ENVIRONMENT – Failing grade for oil sands mines

EDMONTON - In their first joint assessment of Canada's oil sands miners, the WORLD WILDLIFE FUND and PEMBINA INSTIT...
EDMONTON - In their first joint assessment of Canada's oil sands miners, the WORLD WILDLIFE FUND and PEMBINA INSTITUTE give all 10 of Alberta's producers failing grades. The report, "Under-Mining the Environment", ranked 10 operating, approved and applied for oil sands mines on 20 different environmental indicators in five categories.

The oil sands industry was rated on environmental management, land impact, air pollution, water use and greenhouse gases. Surveys for seven of the 10 projects were completed voluntarily by the operators. The Muskeg River mine of ALBIAN SANDS was the highest ranked at 56% overall. It is the only operator to have voluntary targets to limit greenhouse gas emissions.
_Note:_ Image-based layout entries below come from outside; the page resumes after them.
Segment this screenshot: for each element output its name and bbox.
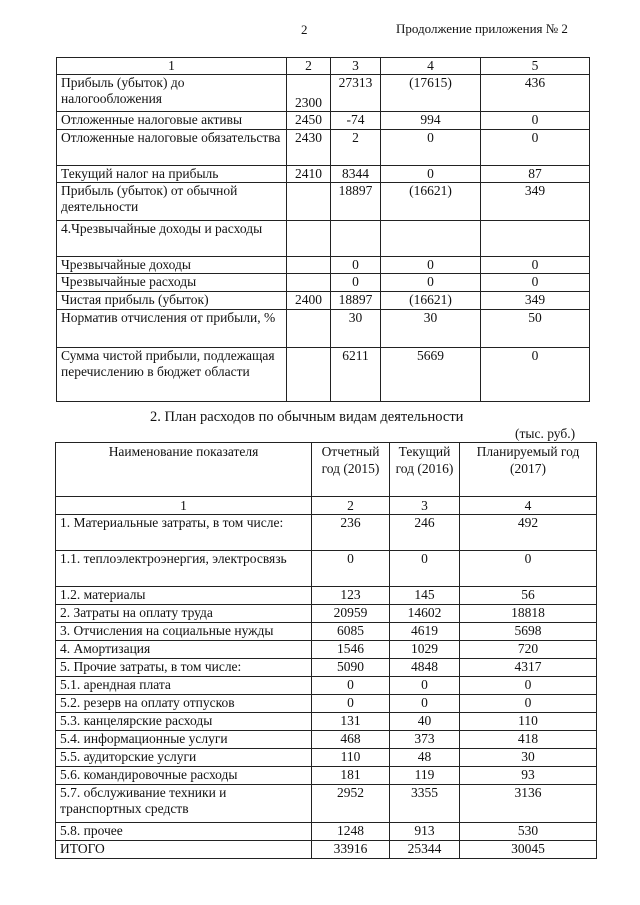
cell-value: 181 [312, 767, 390, 785]
row-name: Текущий налог на прибыль [57, 166, 287, 183]
cell-value: 6211 [331, 348, 381, 402]
row-code [287, 348, 331, 402]
cell-value: 4317 [460, 659, 597, 677]
cell-value: 246 [390, 515, 460, 551]
row-name: 5.4. информационные услуги [56, 731, 312, 749]
cell-value: 0 [331, 257, 381, 274]
row-code [287, 257, 331, 274]
cell-value: 48 [390, 749, 460, 767]
page-number: 2 [301, 22, 308, 37]
cell-value: 492 [460, 515, 597, 551]
row-name: 1. Материальные затраты, в том числе: [56, 515, 312, 551]
cell-value: 25344 [390, 841, 460, 859]
row-name: Прибыль (убыток) от обычной деятельности [57, 183, 287, 221]
cell-value: 349 [481, 183, 590, 221]
row-name: 5. Прочие затраты, в том числе: [56, 659, 312, 677]
cell-value: 0 [312, 695, 390, 713]
section-title: 2. План расходов по обычным видам деятельности [150, 409, 464, 425]
table-header-row [56, 443, 597, 497]
header-planned-year: Планируемый год (2017) [460, 443, 597, 497]
col-number: 1 [56, 497, 312, 515]
row-name: Чрезвычайные доходы [57, 257, 287, 274]
table-row [56, 515, 597, 551]
cell-value: 110 [460, 713, 597, 731]
col-number: 2 [287, 58, 331, 75]
table-row [56, 749, 597, 767]
cell-value: 110 [312, 749, 390, 767]
cell-value: -74 [331, 112, 381, 130]
table-row [56, 587, 597, 605]
cell-value: 18818 [460, 605, 597, 623]
col-number: 3 [390, 497, 460, 515]
row-name: 1.2. материалы [56, 587, 312, 605]
table-row [57, 166, 590, 183]
row-code: 2300 [287, 75, 331, 112]
table-row [57, 130, 590, 166]
expense-plan-table [55, 442, 597, 859]
cell-value: 4619 [390, 623, 460, 641]
row-name: 5.7. обслуживание техники и транспортных средств [56, 785, 312, 823]
row-name: 5.1. арендная плата [56, 677, 312, 695]
row-name: Прибыль (убыток) до налогообложения [57, 75, 287, 112]
table-row [56, 713, 597, 731]
table-row [57, 310, 590, 348]
table-row [57, 75, 590, 112]
cell-value: 5090 [312, 659, 390, 677]
cell-value: 1248 [312, 823, 390, 841]
col-number-row [56, 497, 597, 515]
row-name: 4. Амортизация [56, 641, 312, 659]
cell-value: 93 [460, 767, 597, 785]
table-header-row [57, 58, 590, 75]
cell-value [481, 221, 590, 257]
row-code [287, 274, 331, 292]
cell-value: 0 [381, 274, 481, 292]
cell-value: 56 [460, 587, 597, 605]
cell-value: 2 [331, 130, 381, 166]
row-name: ИТОГО [56, 841, 312, 859]
cell-value: 2952 [312, 785, 390, 823]
cell-value: 3136 [460, 785, 597, 823]
appendix-label: Продолжение приложения № 2 [396, 21, 568, 36]
table-row [57, 221, 590, 257]
table-row [56, 823, 597, 841]
cell-value: (16621) [381, 292, 481, 310]
row-code [287, 310, 331, 348]
row-name: Норматив отчисления от прибыли, % [57, 310, 287, 348]
row-code: 2400 [287, 292, 331, 310]
cell-value: 0 [481, 112, 590, 130]
table-row [56, 659, 597, 677]
cell-value: 33916 [312, 841, 390, 859]
cell-value: 0 [390, 551, 460, 587]
cell-value: 8344 [331, 166, 381, 183]
col-number: 5 [481, 58, 590, 75]
header-current-year: Текущий год (2016) [390, 443, 460, 497]
cell-value: 5698 [460, 623, 597, 641]
cell-value: 418 [460, 731, 597, 749]
cell-value: 0 [390, 677, 460, 695]
row-code: 2450 [287, 112, 331, 130]
row-code [287, 221, 331, 257]
cell-value: 18897 [331, 183, 381, 221]
cell-value: 720 [460, 641, 597, 659]
table-row [56, 551, 597, 587]
col-number: 4 [381, 58, 481, 75]
cell-value: 30 [460, 749, 597, 767]
cell-value: 0 [460, 551, 597, 587]
cell-value: 30 [331, 310, 381, 348]
cell-value: 87 [481, 166, 590, 183]
cell-value: 373 [390, 731, 460, 749]
cell-value: 0 [481, 348, 590, 402]
table-row [56, 785, 597, 823]
cell-value: 123 [312, 587, 390, 605]
cell-value: 6085 [312, 623, 390, 641]
table-row [56, 731, 597, 749]
row-code: 2410 [287, 166, 331, 183]
profit-table [56, 57, 590, 402]
row-name: Чистая прибыль (убыток) [57, 292, 287, 310]
table-row [56, 641, 597, 659]
row-name: 5.8. прочее [56, 823, 312, 841]
cell-value: 0 [381, 257, 481, 274]
cell-value: 236 [312, 515, 390, 551]
cell-value: 994 [381, 112, 481, 130]
row-name: 4.Чрезвычайные доходы и расходы [57, 221, 287, 257]
cell-value: 468 [312, 731, 390, 749]
row-name: 1.1. теплоэлектроэнергия, электросвязь [56, 551, 312, 587]
header-indicator-name: Наименование показателя [56, 443, 312, 497]
cell-value: 349 [481, 292, 590, 310]
cell-value: 18897 [331, 292, 381, 310]
row-name: Отложенные налоговые обязательства [57, 130, 287, 166]
col-number: 3 [331, 58, 381, 75]
cell-value [331, 221, 381, 257]
table-row [56, 767, 597, 785]
cell-value: 131 [312, 713, 390, 731]
row-name: Отложенные налоговые активы [57, 112, 287, 130]
cell-value: 27313 [331, 75, 381, 112]
table-row [57, 257, 590, 274]
cell-value: 30 [381, 310, 481, 348]
cell-value: 119 [390, 767, 460, 785]
row-code [287, 183, 331, 221]
cell-value: 0 [460, 695, 597, 713]
row-name: Чрезвычайные расходы [57, 274, 287, 292]
cell-value: 0 [390, 695, 460, 713]
cell-value: 436 [481, 75, 590, 112]
cell-value: 0 [312, 551, 390, 587]
col-number: 1 [57, 58, 287, 75]
cell-value: 530 [460, 823, 597, 841]
cell-value: (16621) [381, 183, 481, 221]
cell-value: 0 [381, 166, 481, 183]
row-name: 5.2. резерв на оплату отпусков [56, 695, 312, 713]
row-code: 2430 [287, 130, 331, 166]
cell-value: 1546 [312, 641, 390, 659]
cell-value: 20959 [312, 605, 390, 623]
cell-value: 0 [331, 274, 381, 292]
cell-value: 0 [312, 677, 390, 695]
cell-value: 913 [390, 823, 460, 841]
cell-value: 14602 [390, 605, 460, 623]
cell-value: 40 [390, 713, 460, 731]
table-row [56, 841, 597, 859]
cell-value: 30045 [460, 841, 597, 859]
table-row [57, 274, 590, 292]
table-row [57, 112, 590, 130]
row-name: 5.5. аудиторские услуги [56, 749, 312, 767]
row-name: Сумма чистой прибыли, подлежащая перечислению в бюджет области [57, 348, 287, 402]
cell-value: 145 [390, 587, 460, 605]
row-name: 2. Затраты на оплату труда [56, 605, 312, 623]
cell-value: 3355 [390, 785, 460, 823]
row-name: 3. Отчисления на социальные нужды [56, 623, 312, 641]
table-row [56, 695, 597, 713]
table-row [56, 677, 597, 695]
table-row [57, 183, 590, 221]
cell-value: (17615) [381, 75, 481, 112]
cell-value: 4848 [390, 659, 460, 677]
cell-value: 0 [460, 677, 597, 695]
cell-value: 5669 [381, 348, 481, 402]
cell-value: 1029 [390, 641, 460, 659]
header-reporting-year: Отчетный год (2015) [312, 443, 390, 497]
table-row [57, 348, 590, 402]
cell-value: 50 [481, 310, 590, 348]
row-name: 5.3. канцелярские расходы [56, 713, 312, 731]
cell-value: 0 [481, 274, 590, 292]
col-number: 2 [312, 497, 390, 515]
cell-value: 0 [481, 130, 590, 166]
cell-value [381, 221, 481, 257]
table-row [56, 623, 597, 641]
col-number: 4 [460, 497, 597, 515]
unit-label: (тыс. руб.) [515, 426, 576, 441]
table-row [57, 292, 590, 310]
row-name: 5.6. командировочные расходы [56, 767, 312, 785]
cell-value: 0 [381, 130, 481, 166]
table-row [56, 605, 597, 623]
cell-value: 0 [481, 257, 590, 274]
The report points out that if all oil sands producers could meet the environmental targets of the leaders in each category, CO2e emissions would drop 66%, NOx emissions would fall 80%, SO2 intensity could be reduced by 47%, and water consumption could be reduced by almost 60% annually.

(Editor's note: Evidently, better technologies are available, but no single producer has adopted all of them.)

The full report, data tables and fact sheets are available at www.Pembina.org.